Las mentes de Samantha y Adriana se habían quedado obsesionadas por la herida y la peculiar cura, y por un momento fueron incapaces de seguir su razonamiento. No habían escuchado gran parte de sus palabras posteriores. El remedio que había procurado la curación se les antojaba tan grotesco, que ambas se estremecieron.

Samantha no pudo evitar llevarse una mano a la boca mientras esperaba a que sus nervios se aplacaran. Por fin posó los ojos en el bastón de su hermano y, cuando por fin alzó la vista, habló con voz preñada de preocupación.

—Y... la enfermedad... ¿ya está controlada?

Colton contestó con voz apagada.

—Tan sólo un leve impedimento que requiere la ayuda de un bastón para caminar, pero con un poco de suerte, ejercicio y tiempo suficiente para completar la curación dejaré de depender de él. A cada día que pasa, siento la pierna más fuerte. Confío plenamente en que mi cojera desaparecerá, pero hasta qué punto lo ignoro.
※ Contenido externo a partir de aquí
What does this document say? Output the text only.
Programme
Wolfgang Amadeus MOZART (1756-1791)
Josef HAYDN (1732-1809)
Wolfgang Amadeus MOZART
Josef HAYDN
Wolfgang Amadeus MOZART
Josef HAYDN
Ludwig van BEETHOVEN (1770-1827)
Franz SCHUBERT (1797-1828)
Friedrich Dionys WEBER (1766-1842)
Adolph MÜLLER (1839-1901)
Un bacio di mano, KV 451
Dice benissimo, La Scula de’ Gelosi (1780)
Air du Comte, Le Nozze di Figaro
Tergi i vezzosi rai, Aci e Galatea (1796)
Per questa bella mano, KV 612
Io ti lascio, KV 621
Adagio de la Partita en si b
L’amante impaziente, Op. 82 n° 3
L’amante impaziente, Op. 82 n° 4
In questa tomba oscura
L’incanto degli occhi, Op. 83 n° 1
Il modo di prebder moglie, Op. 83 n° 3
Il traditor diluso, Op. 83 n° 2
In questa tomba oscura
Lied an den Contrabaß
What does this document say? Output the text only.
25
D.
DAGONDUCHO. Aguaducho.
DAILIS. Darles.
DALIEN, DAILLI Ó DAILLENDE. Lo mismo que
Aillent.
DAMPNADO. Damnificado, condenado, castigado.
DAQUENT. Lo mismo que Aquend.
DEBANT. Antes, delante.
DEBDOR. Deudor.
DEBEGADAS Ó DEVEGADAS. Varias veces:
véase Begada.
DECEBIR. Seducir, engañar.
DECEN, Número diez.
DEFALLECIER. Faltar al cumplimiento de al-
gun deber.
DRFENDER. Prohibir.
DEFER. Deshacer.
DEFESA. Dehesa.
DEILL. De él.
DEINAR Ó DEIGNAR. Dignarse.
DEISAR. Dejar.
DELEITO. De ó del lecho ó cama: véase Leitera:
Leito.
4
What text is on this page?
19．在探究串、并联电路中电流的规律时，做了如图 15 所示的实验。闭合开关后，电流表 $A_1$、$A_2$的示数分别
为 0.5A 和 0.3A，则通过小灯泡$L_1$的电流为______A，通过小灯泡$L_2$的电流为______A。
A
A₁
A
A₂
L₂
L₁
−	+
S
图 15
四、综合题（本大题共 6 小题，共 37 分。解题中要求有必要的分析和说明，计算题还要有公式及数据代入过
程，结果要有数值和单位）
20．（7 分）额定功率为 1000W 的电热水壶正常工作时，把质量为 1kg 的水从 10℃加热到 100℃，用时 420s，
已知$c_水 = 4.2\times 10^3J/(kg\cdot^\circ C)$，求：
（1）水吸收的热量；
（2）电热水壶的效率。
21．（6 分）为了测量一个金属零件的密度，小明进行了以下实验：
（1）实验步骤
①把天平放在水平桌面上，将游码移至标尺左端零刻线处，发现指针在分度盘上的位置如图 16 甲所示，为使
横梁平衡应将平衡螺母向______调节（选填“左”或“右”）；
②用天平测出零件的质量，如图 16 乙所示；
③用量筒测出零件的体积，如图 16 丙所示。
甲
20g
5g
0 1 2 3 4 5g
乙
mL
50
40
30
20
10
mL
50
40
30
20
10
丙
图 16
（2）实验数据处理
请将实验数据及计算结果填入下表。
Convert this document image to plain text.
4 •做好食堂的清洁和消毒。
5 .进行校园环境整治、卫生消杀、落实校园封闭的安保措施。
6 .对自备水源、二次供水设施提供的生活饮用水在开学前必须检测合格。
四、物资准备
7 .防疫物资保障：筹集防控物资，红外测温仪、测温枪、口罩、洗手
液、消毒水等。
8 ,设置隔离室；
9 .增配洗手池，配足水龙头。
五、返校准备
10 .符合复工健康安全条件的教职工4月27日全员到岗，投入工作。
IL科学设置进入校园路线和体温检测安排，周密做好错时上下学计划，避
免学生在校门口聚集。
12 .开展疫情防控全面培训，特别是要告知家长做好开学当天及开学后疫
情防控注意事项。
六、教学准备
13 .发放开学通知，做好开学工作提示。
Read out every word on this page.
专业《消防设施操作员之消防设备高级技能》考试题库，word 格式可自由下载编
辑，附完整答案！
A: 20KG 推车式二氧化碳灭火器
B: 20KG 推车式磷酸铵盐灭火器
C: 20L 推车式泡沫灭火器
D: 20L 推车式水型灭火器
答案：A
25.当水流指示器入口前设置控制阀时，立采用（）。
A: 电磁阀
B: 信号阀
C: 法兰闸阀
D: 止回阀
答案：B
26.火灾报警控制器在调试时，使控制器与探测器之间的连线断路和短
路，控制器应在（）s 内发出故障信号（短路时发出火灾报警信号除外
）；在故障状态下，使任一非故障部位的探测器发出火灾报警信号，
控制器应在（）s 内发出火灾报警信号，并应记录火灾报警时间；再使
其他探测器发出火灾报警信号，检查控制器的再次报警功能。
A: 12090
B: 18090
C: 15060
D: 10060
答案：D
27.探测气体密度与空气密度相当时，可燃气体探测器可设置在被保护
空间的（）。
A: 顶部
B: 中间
Samantha cerró con fuerza los ojos para reprimir las lágrimas y se apretó contra su hermano, que le deslizó un brazo por los hombros.

—Sólo puedo dar gracias a Dios porque hayas regresado sano y salvo —gimió la joven—. Nuestras oraciones han sido respondidas.

Colton le acarició la espalda.

—Estoy convencido de que he vuelto ileso porque tú y nuestra querida madre no cejasteis en vuestras plegarias —dijo con voz ronca en su oído—. Debo daros las gracias de todo corazón, porque arrostré muchos peligros en esta última campaña contra las fuerzas de Napoleón.

Adriana recordó sus fervientes súplicas nocturnas. Había permanecido despierta muchas noches, incapaz de soportar la idea de Colton muerto, herido o tal vez abandonado en algún campo de batalla. Era el único hijo varón de unos padres a los que había querido tanto como a los suyos. En un tiempo había sido además el héroe de sus fantasías infantiles, razón más que suficiente para rezar en incontables ocasiones por su vida.

Samantha no podía acallar la pregunta que ardía en su corazón. Apoyándose en el brazo de su hermano, escudriñó sus facciones con una intensidad que era fruto de sus preocupaciones.

—¿Tu presencia en Randwulf Manor indica que tienes la intención de asumir las responsabilidades del marquesado?

Colton la miró sin pestañear.

—Puesto que el título recae con todo derecho sobre mi cabeza, querida hermana, sería una negligencia por mi parte permitir que fuera a parar a las manos de nuestro primo Latham.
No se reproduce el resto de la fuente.